The technological process behind your run-of-the-mill scanning app might seem rather simple: activating the phone's camera and taking a photo of whatever is in front of it. For many scanning apps, this assumption proves true.
But things get a lot more complicated when the object being scanned is a physical photograph. How to differentiate the photo from its background? How to detect its edges so as to know where to cut off the non-photo part, leaving just the relevant visual content and discarding the rest? And what about multiple photographs appearing in one view? This calls for a whole different kind of computation process. One that can make independent calculations, reach conclusions, and take action accordingly -all in real-time.
THE CHALLENGES OF PHOTO SCANNING WITH A HANDHELD DEVICE
Using your phone to take a photo of a photo does transfer the physical into digital, but it has its drawbacks: you would need to manually crop each photo taken, and you can only do this one photo at a time. In addition, it is almost impossible to ensure that the captured photo is as straight as its physical original.
If all you need to digitize is one or two photographs, this manual process might be sufficient. But this method falls short -as most families with analog photo albums will tell you- if that number is in the 100s or even 1000s. To address the latter using a handheld device, a much more complex scanning process is required. Photomyne invested considerable time and research into developing such a software, and it involves Artificial Intelligence technology.
THE THINKING MACHINE
The term Artificial Intelligence (A.I.) gets thrown around quite a bit these days. It's a general term that can mean different things depending on the machine-run process in question.
Under the general A.I. umbrella there is, among other subsets, the deep learning network that "attempts to mimic the activity in layers of neurons in the neocortex [of the brain]," according to the MIT Technology Review.
Deep learning networks apply what is called artificial neural networks or ANN in their computational process. "A deep learning model is designed to continually analyze data with a logic structure similar to how a human would draw conclusions. To achieve this, deep learning uses a layered structure of algorithms called an artificial neural network" (Brett Grossfeld, the Zendesk Blog).

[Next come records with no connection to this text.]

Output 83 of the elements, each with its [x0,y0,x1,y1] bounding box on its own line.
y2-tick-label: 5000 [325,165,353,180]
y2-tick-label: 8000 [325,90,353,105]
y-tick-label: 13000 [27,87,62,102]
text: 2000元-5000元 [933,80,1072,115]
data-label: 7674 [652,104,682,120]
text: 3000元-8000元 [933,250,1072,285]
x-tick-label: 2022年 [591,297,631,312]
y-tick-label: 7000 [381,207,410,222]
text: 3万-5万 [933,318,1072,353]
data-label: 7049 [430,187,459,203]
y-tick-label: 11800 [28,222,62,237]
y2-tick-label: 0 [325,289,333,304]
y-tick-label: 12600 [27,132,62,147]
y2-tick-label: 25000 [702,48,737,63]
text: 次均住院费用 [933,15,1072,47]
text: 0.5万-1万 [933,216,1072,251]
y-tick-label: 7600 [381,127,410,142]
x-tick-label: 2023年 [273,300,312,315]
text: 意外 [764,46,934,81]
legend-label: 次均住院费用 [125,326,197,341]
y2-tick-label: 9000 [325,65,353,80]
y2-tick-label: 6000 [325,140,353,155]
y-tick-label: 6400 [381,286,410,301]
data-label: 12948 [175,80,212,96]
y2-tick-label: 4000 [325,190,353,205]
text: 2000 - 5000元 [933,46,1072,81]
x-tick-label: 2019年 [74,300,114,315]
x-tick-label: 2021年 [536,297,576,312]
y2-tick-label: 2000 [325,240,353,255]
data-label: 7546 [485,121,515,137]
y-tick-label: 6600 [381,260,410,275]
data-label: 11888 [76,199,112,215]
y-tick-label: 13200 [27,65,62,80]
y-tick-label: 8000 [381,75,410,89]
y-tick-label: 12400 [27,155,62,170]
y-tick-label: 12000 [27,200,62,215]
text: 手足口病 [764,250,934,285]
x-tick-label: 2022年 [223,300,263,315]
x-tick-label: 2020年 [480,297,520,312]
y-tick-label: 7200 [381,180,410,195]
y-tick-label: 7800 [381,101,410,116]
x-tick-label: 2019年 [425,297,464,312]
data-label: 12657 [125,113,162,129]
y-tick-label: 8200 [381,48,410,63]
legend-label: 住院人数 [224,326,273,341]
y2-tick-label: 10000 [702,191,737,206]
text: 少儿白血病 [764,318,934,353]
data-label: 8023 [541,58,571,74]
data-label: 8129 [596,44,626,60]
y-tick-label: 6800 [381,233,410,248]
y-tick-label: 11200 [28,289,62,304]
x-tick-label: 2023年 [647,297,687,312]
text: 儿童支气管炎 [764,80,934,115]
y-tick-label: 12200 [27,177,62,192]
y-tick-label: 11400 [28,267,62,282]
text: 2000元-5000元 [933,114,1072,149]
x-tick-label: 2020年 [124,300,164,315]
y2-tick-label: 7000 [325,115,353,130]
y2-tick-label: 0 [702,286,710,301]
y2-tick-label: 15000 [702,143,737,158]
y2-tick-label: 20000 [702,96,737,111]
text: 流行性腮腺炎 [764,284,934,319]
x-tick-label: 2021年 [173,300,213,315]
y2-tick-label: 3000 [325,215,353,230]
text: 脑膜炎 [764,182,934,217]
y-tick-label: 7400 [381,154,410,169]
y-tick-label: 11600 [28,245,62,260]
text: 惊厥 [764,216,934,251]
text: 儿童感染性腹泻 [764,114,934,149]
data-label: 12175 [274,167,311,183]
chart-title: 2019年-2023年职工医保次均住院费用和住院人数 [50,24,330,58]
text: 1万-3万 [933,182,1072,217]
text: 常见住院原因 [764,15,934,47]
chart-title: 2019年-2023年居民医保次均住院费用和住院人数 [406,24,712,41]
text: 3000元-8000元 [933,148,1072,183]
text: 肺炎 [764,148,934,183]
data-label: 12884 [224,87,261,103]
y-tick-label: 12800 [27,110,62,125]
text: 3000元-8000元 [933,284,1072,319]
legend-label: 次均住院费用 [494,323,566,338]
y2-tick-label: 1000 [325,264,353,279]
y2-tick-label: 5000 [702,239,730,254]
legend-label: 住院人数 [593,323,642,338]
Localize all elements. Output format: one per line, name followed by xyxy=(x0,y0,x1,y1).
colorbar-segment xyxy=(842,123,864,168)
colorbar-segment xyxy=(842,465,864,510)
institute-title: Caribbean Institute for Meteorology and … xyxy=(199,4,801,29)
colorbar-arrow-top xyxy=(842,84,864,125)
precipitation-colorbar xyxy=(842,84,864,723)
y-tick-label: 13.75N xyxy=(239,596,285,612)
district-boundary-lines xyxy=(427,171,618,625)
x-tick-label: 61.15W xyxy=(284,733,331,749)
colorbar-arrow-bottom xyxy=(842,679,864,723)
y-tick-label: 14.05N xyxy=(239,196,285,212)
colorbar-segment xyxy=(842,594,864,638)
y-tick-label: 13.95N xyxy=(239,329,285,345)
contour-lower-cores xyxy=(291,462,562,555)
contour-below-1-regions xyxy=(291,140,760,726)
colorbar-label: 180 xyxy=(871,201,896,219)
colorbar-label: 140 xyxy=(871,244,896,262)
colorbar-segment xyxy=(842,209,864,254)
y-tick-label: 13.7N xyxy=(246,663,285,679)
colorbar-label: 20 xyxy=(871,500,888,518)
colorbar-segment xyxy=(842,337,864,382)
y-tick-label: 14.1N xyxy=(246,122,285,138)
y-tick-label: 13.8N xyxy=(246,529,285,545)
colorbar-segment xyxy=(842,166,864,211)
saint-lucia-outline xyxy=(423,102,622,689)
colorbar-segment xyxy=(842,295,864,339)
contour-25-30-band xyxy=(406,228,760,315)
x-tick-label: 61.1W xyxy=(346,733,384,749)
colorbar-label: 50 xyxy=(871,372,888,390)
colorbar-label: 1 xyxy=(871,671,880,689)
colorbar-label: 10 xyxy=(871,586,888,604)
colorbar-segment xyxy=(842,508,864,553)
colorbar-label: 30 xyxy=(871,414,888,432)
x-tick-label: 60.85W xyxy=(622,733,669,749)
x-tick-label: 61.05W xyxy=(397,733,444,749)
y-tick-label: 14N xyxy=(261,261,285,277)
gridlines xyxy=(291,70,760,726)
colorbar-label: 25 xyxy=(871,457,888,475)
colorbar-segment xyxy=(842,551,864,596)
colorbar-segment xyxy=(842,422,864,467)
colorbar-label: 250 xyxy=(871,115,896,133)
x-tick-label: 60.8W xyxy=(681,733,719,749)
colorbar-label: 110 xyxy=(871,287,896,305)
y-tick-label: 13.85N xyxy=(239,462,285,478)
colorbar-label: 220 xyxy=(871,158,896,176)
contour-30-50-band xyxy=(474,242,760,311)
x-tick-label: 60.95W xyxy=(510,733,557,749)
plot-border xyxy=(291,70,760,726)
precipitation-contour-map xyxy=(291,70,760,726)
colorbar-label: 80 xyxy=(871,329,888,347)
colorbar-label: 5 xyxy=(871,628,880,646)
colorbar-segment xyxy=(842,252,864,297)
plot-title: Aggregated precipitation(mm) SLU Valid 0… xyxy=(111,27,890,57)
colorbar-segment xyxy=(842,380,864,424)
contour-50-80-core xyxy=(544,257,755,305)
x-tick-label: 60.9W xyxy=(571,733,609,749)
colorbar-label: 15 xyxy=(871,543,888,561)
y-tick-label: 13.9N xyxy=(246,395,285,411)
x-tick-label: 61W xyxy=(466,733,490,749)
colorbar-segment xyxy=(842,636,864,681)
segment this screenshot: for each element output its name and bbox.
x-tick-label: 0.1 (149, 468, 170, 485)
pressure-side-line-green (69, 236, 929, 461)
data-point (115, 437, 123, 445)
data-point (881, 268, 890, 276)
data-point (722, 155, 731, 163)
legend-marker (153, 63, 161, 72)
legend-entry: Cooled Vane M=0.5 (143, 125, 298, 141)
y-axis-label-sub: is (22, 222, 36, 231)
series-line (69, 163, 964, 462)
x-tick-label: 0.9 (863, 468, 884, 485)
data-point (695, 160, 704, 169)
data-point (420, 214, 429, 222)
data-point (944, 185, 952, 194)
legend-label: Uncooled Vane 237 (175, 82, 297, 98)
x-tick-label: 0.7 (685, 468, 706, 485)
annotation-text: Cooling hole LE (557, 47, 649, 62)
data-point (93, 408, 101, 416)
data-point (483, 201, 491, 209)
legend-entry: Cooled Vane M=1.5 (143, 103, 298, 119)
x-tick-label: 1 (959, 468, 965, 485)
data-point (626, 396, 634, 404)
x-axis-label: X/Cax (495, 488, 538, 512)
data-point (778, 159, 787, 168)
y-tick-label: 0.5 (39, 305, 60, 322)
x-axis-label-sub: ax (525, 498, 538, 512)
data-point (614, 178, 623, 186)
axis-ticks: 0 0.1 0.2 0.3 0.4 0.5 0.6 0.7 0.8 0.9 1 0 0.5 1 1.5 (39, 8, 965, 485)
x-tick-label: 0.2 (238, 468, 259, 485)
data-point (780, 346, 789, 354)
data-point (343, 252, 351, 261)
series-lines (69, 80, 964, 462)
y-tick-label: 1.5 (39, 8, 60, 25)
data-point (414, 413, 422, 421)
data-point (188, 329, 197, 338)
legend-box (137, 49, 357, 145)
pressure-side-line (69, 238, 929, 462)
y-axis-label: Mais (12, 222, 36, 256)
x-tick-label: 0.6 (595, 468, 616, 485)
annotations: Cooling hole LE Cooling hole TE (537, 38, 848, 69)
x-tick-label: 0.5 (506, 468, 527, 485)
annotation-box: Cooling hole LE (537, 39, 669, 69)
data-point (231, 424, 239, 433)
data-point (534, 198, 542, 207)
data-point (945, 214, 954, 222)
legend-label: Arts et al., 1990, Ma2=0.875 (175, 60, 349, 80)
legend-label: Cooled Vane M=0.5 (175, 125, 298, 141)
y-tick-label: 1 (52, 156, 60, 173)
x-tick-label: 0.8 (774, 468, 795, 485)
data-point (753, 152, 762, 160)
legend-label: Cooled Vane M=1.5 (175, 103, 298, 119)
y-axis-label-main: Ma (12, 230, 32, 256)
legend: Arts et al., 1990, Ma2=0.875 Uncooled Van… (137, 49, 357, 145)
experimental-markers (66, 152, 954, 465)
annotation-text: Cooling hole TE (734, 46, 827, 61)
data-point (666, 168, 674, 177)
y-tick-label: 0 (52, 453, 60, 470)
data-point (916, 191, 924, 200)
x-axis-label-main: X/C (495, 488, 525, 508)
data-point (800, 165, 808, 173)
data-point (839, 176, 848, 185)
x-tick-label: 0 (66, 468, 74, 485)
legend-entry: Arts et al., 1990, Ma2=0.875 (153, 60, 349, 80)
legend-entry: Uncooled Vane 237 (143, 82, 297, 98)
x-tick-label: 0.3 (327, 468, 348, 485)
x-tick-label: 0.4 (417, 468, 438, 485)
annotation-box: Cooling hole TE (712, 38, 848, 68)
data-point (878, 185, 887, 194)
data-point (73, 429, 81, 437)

ANN is essentially a software that can 'learn' to perform tasks by surveying examples from provided data.
In the context of scanning photographs, Photomyne has trained several deep learning networks to facilitate and address the challenges of photo detection and cropping mentioned in the beginning of this article. Here is a breakdown of the different algorithm components that make up the unique, super-smart scanning process in the Photomyne app.
1. THE FINE LINE BETWEEN PHOTOGRAPH AND BACKGROUND
How do you make a software successfully and consistently differentiate between a photograph and the area surrounding it? An officially-awarded Photomyne patent, the first part of the scanning process in the app is based on a deep learning network that taught itself to detect an image, 'understand' where its boundaries are, and where the background begins (ex. the table surface or wall behind it).
How did we do it? We helped a network train itself to recognize complex patterns of photo detection. We fed it with data of tens of thousands of real scanned photos with clearly (manually) defined edges. Following a training process of several weeks, the network started to pick up the 'right' or 'accurate' way to detect a photo's edge.
A couple of years and hundreds of thousands of photos later, this deep learning network component of the app's scanner is 92% accurate in deciding for itself what each scanned photo's edges are, and cropping it accordingly.
2. PHOTO PERSPECTIVE
The vast majority of people using their phone to scan photos hold their device at an angle (even if they do their best to hold it as parallel as possible to the photographs). This produces a rough, trapezoid input to work with. To tackle this challenge we developed a perspective-correction mechanism that is embedded in the scanning process.
After defining each photo's boundaries, the scanning algorithm proceeds to translate each photo's form into a trapeze shape that goes through a perspective correction - a necessary step for producing the end result of straight, rectangular shaped photos.
In other words, the scanning algorithm knows how to straighten the photos while maintaining the right proportions, regardless of their initial tilt.
3. SMART AUTOMATIC PHOTO ROTATION
Following the perspective correction of the visual input, the app's scanning algorithm moves on to identify which photos, if any, need to be rotated.
The ANN we trained has trained itself to know what is 'up' and 'down', that skies are on top and ground is bottom. If it identifies a photo that needs rotation, it does so automatically, in increments of 90 degrees.
This sophisticated technological capability is also the result of training a deep learning network by feeding it with real data -in this case, photos that were manually rotated to represent the 'correct' orientation of photos.
4. COLOR RESTORATION OF FADED COLORS (IN THE WORKS...)
This fourth component of Photomyne's scanning algorithm is still in the oven, but it's an especially exciting one. Old analog photographs often lose their color vividness over the years, adding a brown or yellowish tint that has come to represent the vintage look and feel (no wonder Instagram uses it as one of its retro filters).
We are currently working to train yet another ANN to identify such photos and to automatically correct faded colors as organically as possible.
These four critical components make the scanner by Photomyne the sophisticated, effective and yes, thinking mechanism that it is.
Thanks to these capabilities, digitizing analog photographs -whatever the quantity- is rendered a seamless process using nothing more than one's phone.